In contrast to the interparticle pores and organic matter pores, the intraparticle pores were found to be typically widely distributed in the clay layers (Figure 2(b) and (d)), with their sizes generally ranging between 50 and 200 nm. Conversely, the microfractures measured 2–400 µm long and 20–400 nm wide and were mostly observed on the edges of the mineral components (Figure 2(b) and (d)) and within the macerals and organic matter (Figure 2(i), (k), and (l)) of the samples. The microfractures developed with various shapes such as strip, crescent, and zigzag (Figure 2(i) and (k)). They are commonly considered to be the channels connecting the micropores and fractures, greatly improving the permeability and serving as storage space for free gases. Moreover, these pores and fractures may significantly enhance the exploitation of unconventional gas in coal measures (Jing et al., 2016).

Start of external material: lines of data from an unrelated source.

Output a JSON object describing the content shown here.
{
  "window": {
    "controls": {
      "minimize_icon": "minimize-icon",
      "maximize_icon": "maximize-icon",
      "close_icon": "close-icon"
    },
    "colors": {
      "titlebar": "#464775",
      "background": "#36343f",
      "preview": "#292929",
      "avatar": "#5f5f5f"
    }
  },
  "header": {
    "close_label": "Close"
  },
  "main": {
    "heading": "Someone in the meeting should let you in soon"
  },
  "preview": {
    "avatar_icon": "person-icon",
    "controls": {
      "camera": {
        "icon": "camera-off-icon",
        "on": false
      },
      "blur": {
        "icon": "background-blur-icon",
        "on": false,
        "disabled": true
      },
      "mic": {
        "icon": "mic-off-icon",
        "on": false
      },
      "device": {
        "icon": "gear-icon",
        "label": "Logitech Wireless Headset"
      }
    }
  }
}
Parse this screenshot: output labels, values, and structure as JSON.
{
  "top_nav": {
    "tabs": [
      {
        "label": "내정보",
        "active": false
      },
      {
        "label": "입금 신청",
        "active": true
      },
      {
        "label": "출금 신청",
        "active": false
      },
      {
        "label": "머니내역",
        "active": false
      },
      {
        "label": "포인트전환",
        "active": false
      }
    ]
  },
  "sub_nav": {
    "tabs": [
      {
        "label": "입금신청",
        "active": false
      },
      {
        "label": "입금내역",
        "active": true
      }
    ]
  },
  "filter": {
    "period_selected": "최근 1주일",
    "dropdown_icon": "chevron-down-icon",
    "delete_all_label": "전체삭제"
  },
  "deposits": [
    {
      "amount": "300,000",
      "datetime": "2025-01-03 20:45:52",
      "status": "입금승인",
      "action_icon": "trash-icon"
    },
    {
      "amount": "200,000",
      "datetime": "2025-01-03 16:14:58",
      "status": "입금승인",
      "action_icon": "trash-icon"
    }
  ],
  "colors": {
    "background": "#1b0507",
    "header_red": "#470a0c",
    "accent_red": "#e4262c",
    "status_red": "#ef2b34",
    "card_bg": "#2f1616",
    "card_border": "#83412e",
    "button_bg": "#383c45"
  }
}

Quantitative analyses of pores structure
Structural pore parameters of shale and coal.
BET: Brunauer–Emmett–Teller
To further investigate the pore structures of the coal and shale samples, the pore size distributions of the coal and shale samples were characterized using the results of the HPMI and N2GA analyses, as recommended by Wang et al. (2014). The mesoporosity (pore diameters of 30–50 nm) and macroporosity (pore diameter > 50 nm) were characterized by HPMI analysis, while the mesoporosity (2 nm < pore diameter < 30 nm) and microporosity (pore diameter < 2 nm) were characterized using the N2GA results.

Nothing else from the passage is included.